The Oregon Historical Quarterly, Volume III, from March 1902 – December 1902, included an article Across the Continent Seventy Years Ago (compiled from the papers of John Ball) by Kate N. B. Powers.
An excerpt tells of his September 1832 adventures:
We were now at what I knew was the headwaters of the Owyhee River, then supposed to be the eastern boundary of Oregon. We continued down this canyon of burnt granite, mica, slate, etc., for several days, and saw many curious things. In one case there was a stone resting on a column as if just balanced there. We then traveled northwest over a very even plain, with some sagebrush, but saw water only once.
September 1 —Some thirty miles from the stream, there was a kind of well in the rocks. Snowy mountains were visible to the north, and country descended in that direction. We encamped on the plain, the Owyhee being a thousand feet below us.
The rocks appeared like a burnt brick kiln. We saw some Indian with dried fish, and bought some, then ascended the bluffs on the west.
We saw horses’ tracks down the steep bluffs, which with difficulty we descended, to our joy to quench our thirst and that of our horses.
September 9 — We visited a large Indian encampment or village. They were fishing. Their ingenious mode was very interesting.
The stream was shallow. They built a fence across it near its mouth (we were now at the mouth of the Owyhee). Then leaving some distance above they made a weir at one side so that the fish coming down or coming up would go in, but were unable to find their way out. Then they speared them.
Their spears were made having a bone point with a socket that fitted into a shaft or pole, and a hole was drilled through the bone point by which a string tied it to the shaft.
At sun rise a signal was given by their chief: they all rushed from both sides into the stream, struck the salmon with their spears, and in each case the point would come off, but being fastened to the shaft by a string, the fish were easily towed ashore.
The chief of this village accompanied us down the stream six miles. I here lost my hatchet, given me by Doctor Brinsmaide of Troy, New York.
We reached the Lewis River September 10, and continued down the river, trapping wherever we saw signs of the beavers.
September 17 — We had some fresh fish boiled in baskets, the water being kept boiling by hot stones. For a day we went up a creek from the southwest trapping.
Our horses were cut loose at night by the Indians, and my camlet cloak was stolen. As a general rule, the Indians were kind and friendly, and would make us presents of food, but they could not forego the attempt to steal our horses (of which we had two to each man) any more than a negro can leave a hen roost alone.
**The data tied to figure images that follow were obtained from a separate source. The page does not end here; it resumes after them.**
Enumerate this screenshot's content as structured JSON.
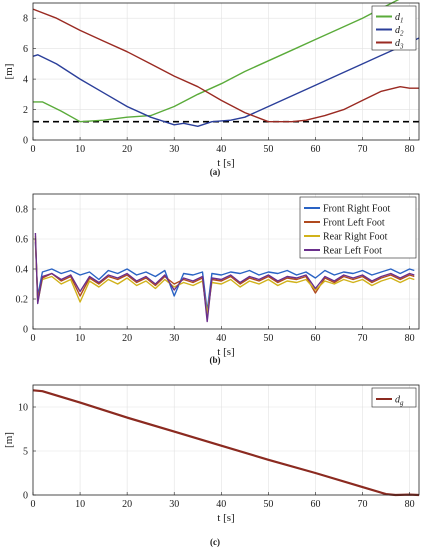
{
  "figure": {
    "panels": [
      {
        "caption": "(a)"
      },
      {
        "caption": "(b)"
      },
      {
        "caption": "(c)"
      }
    ]
  },
  "chart_data": [
    {
      "type": "line",
      "panel": "a",
      "xlabel": "t [s]",
      "ylabel": "[m]",
      "xlim": [
        0,
        82
      ],
      "ylim": [
        0,
        9
      ],
      "xticks": [
        0,
        10,
        20,
        30,
        40,
        50,
        60,
        70,
        80
      ],
      "yticks": [
        0,
        2,
        4,
        6,
        8
      ],
      "grid": true,
      "legend": "top-right",
      "threshold": {
        "y": 1.2,
        "style": "dashed",
        "color": "#000000"
      },
      "series": [
        {
          "name": "d_1",
          "label_main": "d",
          "label_sub": "1",
          "color": "#5aab3a",
          "x": [
            0,
            2,
            6,
            10,
            15,
            20,
            25,
            30,
            35,
            40,
            45,
            50,
            55,
            60,
            65,
            70,
            75,
            80,
            82
          ],
          "y": [
            2.5,
            2.5,
            1.9,
            1.2,
            1.3,
            1.5,
            1.6,
            2.2,
            3.0,
            3.7,
            4.5,
            5.2,
            5.9,
            6.6,
            7.3,
            8.0,
            8.8,
            9.6,
            9.9
          ]
        },
        {
          "name": "d_2",
          "label_main": "d",
          "label_sub": "2",
          "color": "#2b3f9a",
          "x": [
            0,
            1,
            5,
            10,
            15,
            20,
            25,
            30,
            32,
            35,
            38,
            42,
            45,
            50,
            55,
            60,
            65,
            70,
            75,
            80,
            82
          ],
          "y": [
            5.5,
            5.6,
            5.0,
            4.0,
            3.1,
            2.2,
            1.5,
            1.0,
            1.1,
            0.9,
            1.2,
            1.3,
            1.5,
            2.2,
            2.9,
            3.6,
            4.3,
            5.0,
            5.7,
            6.4,
            6.7
          ]
        },
        {
          "name": "d_3",
          "label_main": "d",
          "label_sub": "3",
          "color": "#9a2a22",
          "x": [
            0,
            5,
            10,
            15,
            20,
            25,
            30,
            35,
            40,
            45,
            50,
            55,
            58,
            62,
            66,
            70,
            74,
            78,
            80,
            82
          ],
          "y": [
            8.6,
            8.0,
            7.2,
            6.5,
            5.8,
            5.0,
            4.2,
            3.5,
            2.6,
            1.8,
            1.2,
            1.2,
            1.3,
            1.6,
            2.0,
            2.6,
            3.2,
            3.5,
            3.4,
            3.4
          ]
        }
      ]
    },
    {
      "type": "line",
      "panel": "b",
      "xlabel": "t [s]",
      "ylabel": "",
      "xlim": [
        0,
        82
      ],
      "ylim": [
        0,
        0.9
      ],
      "xticks": [
        0,
        10,
        20,
        30,
        40,
        50,
        60,
        70,
        80
      ],
      "yticks": [
        0,
        0.2,
        0.4,
        0.6,
        0.8
      ],
      "grid": true,
      "legend": "top-right",
      "series": [
        {
          "name": "Front Right Foot",
          "color": "#2a63c4",
          "x": [
            0.5,
            1,
            2,
            4,
            6,
            8,
            10,
            12,
            14,
            16,
            18,
            20,
            22,
            24,
            26,
            28,
            30,
            32,
            34,
            36,
            37,
            38,
            40,
            42,
            44,
            46,
            48,
            50,
            52,
            54,
            56,
            58,
            60,
            62,
            64,
            66,
            68,
            70,
            72,
            74,
            76,
            78,
            80,
            81
          ],
          "y": [
            0.58,
            0.22,
            0.38,
            0.4,
            0.37,
            0.39,
            0.36,
            0.38,
            0.33,
            0.39,
            0.37,
            0.4,
            0.36,
            0.38,
            0.35,
            0.39,
            0.22,
            0.37,
            0.36,
            0.38,
            0.12,
            0.37,
            0.36,
            0.38,
            0.37,
            0.39,
            0.36,
            0.38,
            0.37,
            0.39,
            0.36,
            0.38,
            0.34,
            0.39,
            0.36,
            0.38,
            0.37,
            0.39,
            0.36,
            0.38,
            0.4,
            0.37,
            0.4,
            0.39
          ]
        },
        {
          "name": "Front Left Foot",
          "color": "#b04a1e",
          "x": [
            0.5,
            1,
            2,
            4,
            6,
            8,
            10,
            12,
            14,
            16,
            18,
            20,
            22,
            24,
            26,
            28,
            30,
            32,
            34,
            36,
            37,
            38,
            40,
            42,
            44,
            46,
            48,
            50,
            52,
            54,
            56,
            58,
            60,
            62,
            64,
            66,
            68,
            70,
            72,
            74,
            76,
            78,
            80,
            81
          ],
          "y": [
            0.6,
            0.2,
            0.34,
            0.37,
            0.32,
            0.35,
            0.22,
            0.34,
            0.3,
            0.35,
            0.33,
            0.36,
            0.31,
            0.34,
            0.29,
            0.35,
            0.3,
            0.33,
            0.31,
            0.34,
            0.08,
            0.33,
            0.32,
            0.35,
            0.3,
            0.34,
            0.32,
            0.35,
            0.31,
            0.34,
            0.33,
            0.35,
            0.24,
            0.34,
            0.31,
            0.35,
            0.33,
            0.35,
            0.31,
            0.34,
            0.36,
            0.33,
            0.36,
            0.35
          ]
        },
        {
          "name": "Rear Right Foot",
          "color": "#d1b21a",
          "x": [
            0.5,
            1,
            2,
            4,
            6,
            8,
            10,
            12,
            14,
            16,
            18,
            20,
            22,
            24,
            26,
            28,
            30,
            32,
            34,
            36,
            37,
            38,
            40,
            42,
            44,
            46,
            48,
            50,
            52,
            54,
            56,
            58,
            60,
            62,
            64,
            66,
            68,
            70,
            72,
            74,
            76,
            78,
            80,
            81
          ],
          "y": [
            0.62,
            0.18,
            0.33,
            0.35,
            0.3,
            0.33,
            0.18,
            0.32,
            0.28,
            0.33,
            0.3,
            0.34,
            0.29,
            0.32,
            0.27,
            0.33,
            0.28,
            0.31,
            0.29,
            0.32,
            0.1,
            0.31,
            0.3,
            0.33,
            0.28,
            0.32,
            0.3,
            0.33,
            0.29,
            0.32,
            0.31,
            0.33,
            0.26,
            0.32,
            0.3,
            0.33,
            0.31,
            0.33,
            0.29,
            0.32,
            0.34,
            0.31,
            0.34,
            0.33
          ]
        },
        {
          "name": "Rear Left Foot",
          "color": "#6a2f8c",
          "x": [
            0.5,
            1,
            2,
            4,
            6,
            8,
            10,
            12,
            14,
            16,
            18,
            20,
            22,
            24,
            26,
            28,
            30,
            32,
            34,
            36,
            37,
            38,
            40,
            42,
            44,
            46,
            48,
            50,
            52,
            54,
            56,
            58,
            60,
            62,
            64,
            66,
            68,
            70,
            72,
            74,
            76,
            78,
            80,
            81
          ],
          "y": [
            0.64,
            0.17,
            0.35,
            0.37,
            0.33,
            0.36,
            0.25,
            0.35,
            0.31,
            0.36,
            0.34,
            0.37,
            0.32,
            0.35,
            0.3,
            0.36,
            0.26,
            0.34,
            0.32,
            0.35,
            0.05,
            0.34,
            0.33,
            0.36,
            0.31,
            0.35,
            0.33,
            0.36,
            0.32,
            0.35,
            0.34,
            0.36,
            0.27,
            0.35,
            0.32,
            0.36,
            0.34,
            0.36,
            0.32,
            0.35,
            0.37,
            0.34,
            0.37,
            0.36
          ]
        }
      ]
    },
    {
      "type": "line",
      "panel": "c",
      "xlabel": "t [s]",
      "ylabel": "[m]",
      "xlim": [
        0,
        82
      ],
      "ylim": [
        0,
        12.5
      ],
      "xticks": [
        0,
        10,
        20,
        30,
        40,
        50,
        60,
        70,
        80
      ],
      "yticks": [
        0,
        5,
        10
      ],
      "grid": true,
      "legend": "top-right",
      "series": [
        {
          "name": "d_g",
          "label_main": "d",
          "label_sub": "g",
          "color": "#8b2a20",
          "x": [
            0,
            2,
            10,
            20,
            30,
            40,
            50,
            60,
            70,
            75,
            77,
            80,
            82
          ],
          "y": [
            11.9,
            11.8,
            10.5,
            8.8,
            7.2,
            5.6,
            4.0,
            2.5,
            0.9,
            0.1,
            0.0,
            0.05,
            0.0
          ]
        }
      ]
    }
  ]
}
The Indians we met were Shoshones or the Pallotipallos, or Flatheads, so called from the fact that the foreheads of all members of the tribe are flattened during infancy. The operation is performed by tying boards hewn to proper shape for the purpose, which compress the head, one being placed against the forehead and tied to another at the back, on which the infant is placed. The more the head is misshaped the greater the supposed beauty.
September 20 — We met Mr. Sublette and Mr. Frap. They went to the southwest. There was little timber in this region. When two or three of us went up trapping, we tied our horses’ halters to our arms at night, so as to be sure not to lose them.
We traveled slowly, trapping on the streams coming from the west. At last we got tired, not having good luck, and the fish being bad.
We tried to make the Indians understand that we wanted to go to Walla Walla. That being the only word in common between us, the conversation had to be by signs.
An Indian drew a map on the sand; one sign meant river, making a motion of paddling; another the trail, by pointing to a horse.
We understood that we were to keep down the river three sleeps (laying his head on his hand and shutting his eyes three times) thus giving us to understand we were to go by day, and if we whipped up, could cover the ground in two days.
There the river went into the mountains, and we were to go over these mountains, and sleep; then another range, and sleep; then making a sign of a plain, then two more sleeps, and then Walla Walla.
I was quite confident I understood him, if it was by signs. It proved as he said, and was a great help to us.
Lewis and Clark speak of the destitute condition of these Flathead Indians.
Not knowing just where we were, and not taking the precaution to buy a supply of dried fish, and meeting no more Indians, we soon got short of food.
We made some thirty miles a day some days over the prairie, for when we arrived at the mountains we were in a sad plight.
We were thoroughly exhausted by hard travel and the horses were no better.
By the end of October the party arrived at Fort Vancouver where Mr. Ball stayed for several months before his wanderlust took him on another adventure.
The Fort Vancouver Commemorative Silver Half Dollar Coin shows with a portrait of John Ball—adventurer, teacher, lawyer, farmer, businessman, politician.